Where am I now? I have since adopted an ambivalent God and the meaning of life. I believe the LDS church might be true. I am allowing room for that to be true. I also allow room that the LDS might NOT be true. Right now, I don't believe it is "true" (whatever "true" really even means). The same can be said for Christianity, judaism, islam, etc. God might exist, but he might not. And I don't know for sure, but I also don't believe anyone else really does either. I do not currently attend church nor do I practice any particular theology. I have found a lot of peace in the principles of Buddhism, although I don't attend any Buddhist services of any kind.
Practicing what I said earlier, I honor your experience if you do believe that God exists. Please honor that I do not know and don't believe I have enough evidence to say so. Please honor that this has been painful for me to let go of.

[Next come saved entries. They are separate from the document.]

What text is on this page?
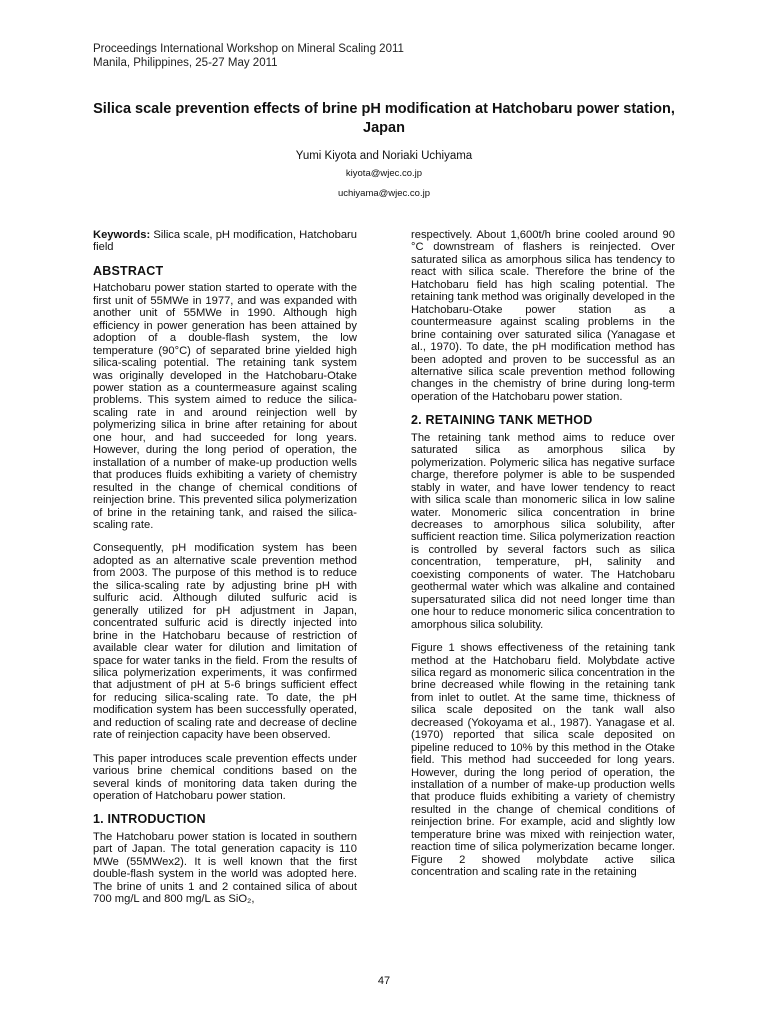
Proceedings International Workshop on Mineral Scaling 2011
Manila, Philippines, 25-27 May 2011
Silica scale prevention effects of brine pH modification at Hatchobaru power station, Japan
Yumi Kiyota and Noriaki Uchiyama
kiyota@wjec.co.jp
uchiyama@wjec.co.jp

Keywords: Silica scale, pH modification, Hatchobaru field

ABSTRACT

Hatchobaru power station started to operate with the first unit of 55MWe in 1977, and was expanded with another unit of 55MWe in 1990. Although high efficiency in power generation has been attained by adoption of a double-flash system, the low temperature (90°C) of separated brine yielded high silica-scaling potential. The retaining tank system was originally developed in the Hatchobaru-Otake power station as a countermeasure against scaling problems. This system aimed to reduce the silica-scaling rate in and around reinjection well by polymerizing silica in brine after retaining for about one hour, and had succeeded for long years. However, during the long period of operation, the installation of a number of make-up production wells that produces fluids exhibiting a variety of chemistry resulted in the change of chemical conditions of reinjection brine. This prevented silica polymerization of brine in the retaining tank, and raised the silica-scaling rate.

Consequently, pH modification system has been adopted as an alternative scale prevention method from 2003. The purpose of this method is to reduce the silica-scaling rate by adjusting brine pH with sulfuric acid. Although diluted sulfuric acid is generally utilized for pH adjustment in Japan, concentrated sulfuric acid is directly injected into brine in the Hatchobaru because of restriction of available clear water for dilution and limitation of space for water tanks in the field. From the results of silica polymerization experiments, it was confirmed that adjustment of pH at 5-6 brings sufficient effect for reducing silica-scaling rate. To date, the pH modification system has been successfully operated, and reduction of scaling rate and decrease of decline rate of reinjection capacity have been observed.

This paper introduces scale prevention effects under various brine chemical conditions based on the several kinds of monitoring data taken during the operation of Hatchobaru power station.

1. INTRODUCTION

The Hatchobaru power station is located in southern part of Japan. The total generation capacity is 110 MWe (55MWex2). It is well known that the first double-flash system in the world was adopted here. The brine of units 1 and 2 contained silica of about 700 mg/L and 800 mg/L as SiO₂,

respectively. About 1,600t/h brine cooled around 90 °C downstream of flashers is reinjected. Over saturated silica as amorphous silica has tendency to react with silica scale. Therefore the brine of the Hatchobaru field has high scaling potential. The retaining tank method was originally developed in the Hatchobaru-Otake power station as a countermeasure against scaling problems in the brine containing over saturated silica (Yanagase et al., 1970). To date, the pH modification method has been adopted and proven to be successful as an alternative silica scale prevention method following changes in the chemistry of brine during long-term operation of the Hatchobaru power station.

2. RETAINING TANK METHOD

The retaining tank method aims to reduce over saturated silica as amorphous silica by polymerization. Polymeric silica has negative surface charge, therefore polymer is able to be suspended stably in water, and have lower tendency to react with silica scale than monomeric silica in low saline water. Monomeric silica concentration in brine decreases to amorphous silica solubility, after sufficient reaction time. Silica polymerization reaction is controlled by several factors such as silica concentration, temperature, pH, salinity and coexisting components of water. The Hatchobaru geothermal water which was alkaline and contained supersaturated silica did not need longer time than one hour to reduce monomeric silica concentration to amorphous silica solubility.

Figure 1 shows effectiveness of the retaining tank method at the Hatchobaru field. Molybdate active silica regard as monomeric silica concentration in the brine decreased while flowing in the retaining tank from inlet to outlet. At the same time, thickness of silica scale deposited on the tank wall also decreased (Yokoyama et al., 1987). Yanagase et al. (1970) reported that silica scale deposited on pipeline reduced to 10% by this method in the Otake field. This method had succeeded for long years. However, during the long period of operation, the installation of a number of make-up production wells that produce fluids exhibiting a variety of chemistry resulted in the change of chemical conditions of reinjection brine. For example, acid and slightly low temperature brine was mixed with reinjection water, reaction time of silica polymerization became longer. Figure 2 showed molybdate active silica concentration and scaling rate in the retaining

47
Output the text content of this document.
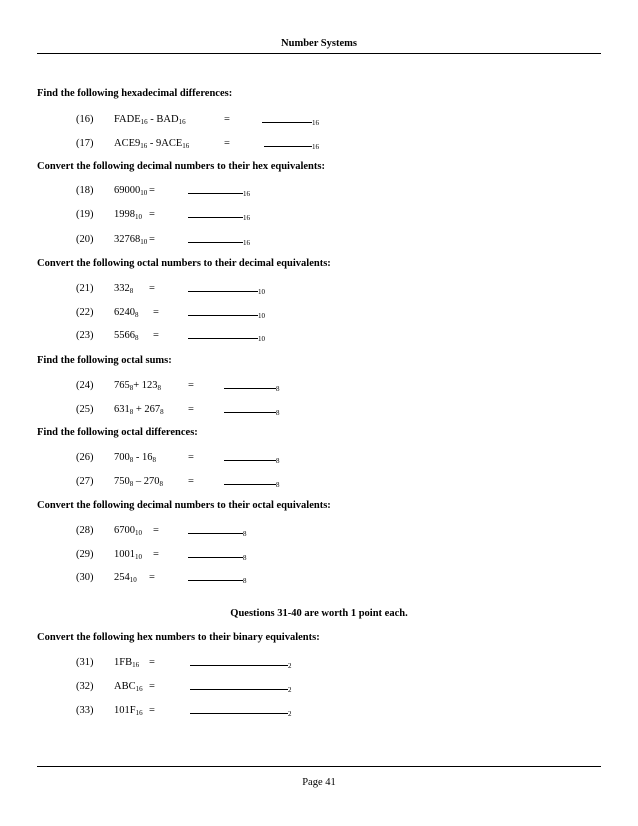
Number Systems
Find the following hexadecimal differences:
(16) $FADE_{16} - BAD_{16}$	=	16
(17) $ACE9_{16} - 9ACE_{16}$	=	16
Convert the following decimal numbers to their hex equivalents:
(18) $69000_{10}$ =	16
(19) $1998_{10}$ =	16
(20) $32768_{10}$ =	16
Convert the following octal numbers to their decimal equivalents:
(21) $332_8$ =	10
(22) $6240_8$ =	10
(23) $5566_8$ =	10
Find the following octal sums:
(24) $765_8+ 123_8$	=	8
(25) $631_8 + 267_8$ =	8
Find the following octal differences:
(26) $700_8 - 16_8$	=	8
(27) $750_8 - 270_8$ =	8
Convert the following decimal numbers to their octal equivalents:
(28) $6700_{10}$ =	8
(29) $1001_{10}$ =	8
(30) $254_{10}$ =	8
Questions 31-40 are worth 1 point each.
Convert the following hex numbers to their binary equivalents:
(31) $1FB_{16}$ =	2
(32) $ABC_{16}$ =	2
(33) $101F_{16}$ =	2
Page 41
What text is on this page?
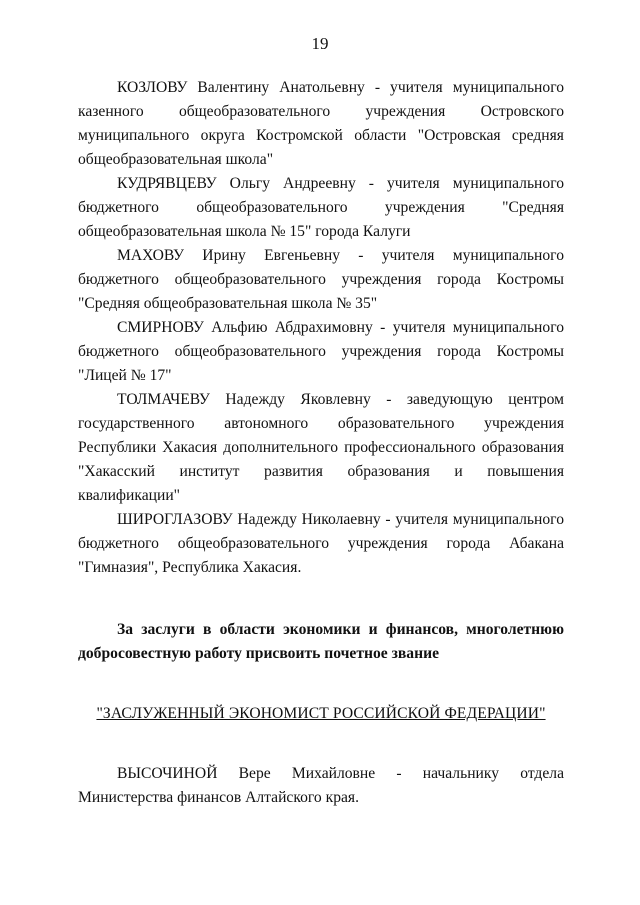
19

КОЗЛОВУ Валентину Анатольевну - учителя муниципального казенного общеобразовательного учреждения Островского муниципального округа Костромской области "Островская средняя общеобразовательная школа"

КУДРЯВЦЕВУ Ольгу Андреевну - учителя муниципального бюджетного общеобразовательного учреждения "Средняя общеобразовательная школа № 15" города Калуги

МАХОВУ Ирину Евгеньевну - учителя муниципального бюджетного общеобразовательного учреждения города Костромы "Средняя общеобразовательная школа № 35"

СМИРНОВУ Альфию Абдрахимовну - учителя муниципального бюджетного общеобразовательного учреждения города Костромы "Лицей № 17"

ТОЛМАЧЕВУ Надежду Яковлевну - заведующую центром государственного автономного образовательного учреждения Республики Хакасия дополнительного профессионального образования "Хакасский институт развития образования и повышения квалификации"

ШИРОГЛАЗОВУ Надежду Николаевну - учителя муниципального бюджетного общеобразовательного учреждения города Абакана "Гимназия", Республика Хакасия.

За заслуги в области экономики и финансов, многолетнюю добросовестную работу присвоить почетное звание

"ЗАСЛУЖЕННЫЙ ЭКОНОМИСТ РОССИЙСКОЙ ФЕДЕРАЦИИ"

ВЫСОЧИНОЙ Вере Михайловне - начальнику отдела Министерства финансов Алтайского края.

Practicing what I said earlier, I honor your experience if you do believe that God exists. Please honor that I do not know and don't believe I have enough evidence to say so. Please honor that this has been painful for me to let go of.
If you've gotten this far, thank you for going through this with me. Thank you for trying to understand me. I am nervous to see what lies behind all the beliefs I once felt such a strong conviction for. I'm afraid that I'll be exposed when I do. I'm afraid I'll find out that the world doesn't work the way I think it does. Please experience that with me.
1 comments
Thank you so much for sharing your story. It was very authentic and I recognize your struggles. I hope you can find peace within wherever you may be at this point in your life.